Remucal will place a special focus on groundwater, the source of most drinking water in Wisconsin “We’re looking at dissolved organic matter in groundwater, and how that compares to surface water, and then we’re looking at how that organic matter — again in groundwater versus surface water — reacts with chlorine to form disinfection byproducts,” she says.
The project was selected for UW Water Resources Institute funding in 2018 and runs through 2020. It is made up of three main stages.
In the first, the research team is collecting water samples from water utilities throughout Wisconsin and running analyses. Reid Milstead, a civil and environmental engineering graduate student in the Environmental Chemistry and Technology Program, is assisting with this process. The Wisconsin Rural Water Association is helping connect Remucal and Milstead with local water utilities.
“We’re using traditional chemical approaches, but we’re also using some really state-of-the-art high-resolution mass spectrometry approaches to look at dissolved organic matter,” said Remucal.
Phase two entails sorting through vast amounts of data and identifying trends that are related to water in Wisconsin, but which are also more broadly applicable.

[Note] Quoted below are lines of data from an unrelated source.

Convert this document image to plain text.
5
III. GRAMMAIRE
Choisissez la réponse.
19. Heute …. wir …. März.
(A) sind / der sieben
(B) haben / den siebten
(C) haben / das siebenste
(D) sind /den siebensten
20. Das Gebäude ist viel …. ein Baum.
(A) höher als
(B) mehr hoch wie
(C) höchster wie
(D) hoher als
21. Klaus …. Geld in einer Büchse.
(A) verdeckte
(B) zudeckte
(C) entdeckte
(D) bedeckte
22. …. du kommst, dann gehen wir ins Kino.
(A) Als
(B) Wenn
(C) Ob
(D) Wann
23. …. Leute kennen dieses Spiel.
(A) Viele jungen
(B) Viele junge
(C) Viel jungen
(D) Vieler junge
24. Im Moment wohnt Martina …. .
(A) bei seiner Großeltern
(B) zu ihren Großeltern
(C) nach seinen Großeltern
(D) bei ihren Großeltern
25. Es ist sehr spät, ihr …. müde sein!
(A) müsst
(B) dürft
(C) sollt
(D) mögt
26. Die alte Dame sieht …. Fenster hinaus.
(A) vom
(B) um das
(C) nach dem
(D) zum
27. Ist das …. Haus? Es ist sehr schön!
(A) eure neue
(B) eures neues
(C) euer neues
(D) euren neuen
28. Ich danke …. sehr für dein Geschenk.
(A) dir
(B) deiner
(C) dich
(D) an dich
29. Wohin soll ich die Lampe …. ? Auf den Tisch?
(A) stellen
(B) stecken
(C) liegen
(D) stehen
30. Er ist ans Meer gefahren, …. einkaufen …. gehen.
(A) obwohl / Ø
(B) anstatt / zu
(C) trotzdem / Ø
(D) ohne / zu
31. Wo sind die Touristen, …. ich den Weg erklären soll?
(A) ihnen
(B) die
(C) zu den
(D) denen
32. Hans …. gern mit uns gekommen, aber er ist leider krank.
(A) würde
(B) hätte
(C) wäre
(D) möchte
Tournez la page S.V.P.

The third and final phase is an ambitious one that takes a predictive approach. “The direction we’re moving in is to be able to predict — if this is my water sample, and this is its basic chemistry — how big of a problem disinfection byproducts are going to be,” says Remucal.
She will share research results with the Wisconsin Rural Water Association, the Wisconsin section of the American Water Resources Association and others.
While Remucal is enjoying her sabbatical year in Switzerland, where she trained as a postdoctoral researcher, she likes knowing that her Water Resources Institute study will benefit Wisconsinites by furthering what we know about drinking water safety.
“The work we’re doing is pretty fundamental, and so it has broader implications for drinking water everywhere, but it’s also tied to the state of Wisconsin” through project partners and the water samples chosen, Remucal says. “It will answer some questions locally in Wisconsin, and it’s nice to have that aspect to it.”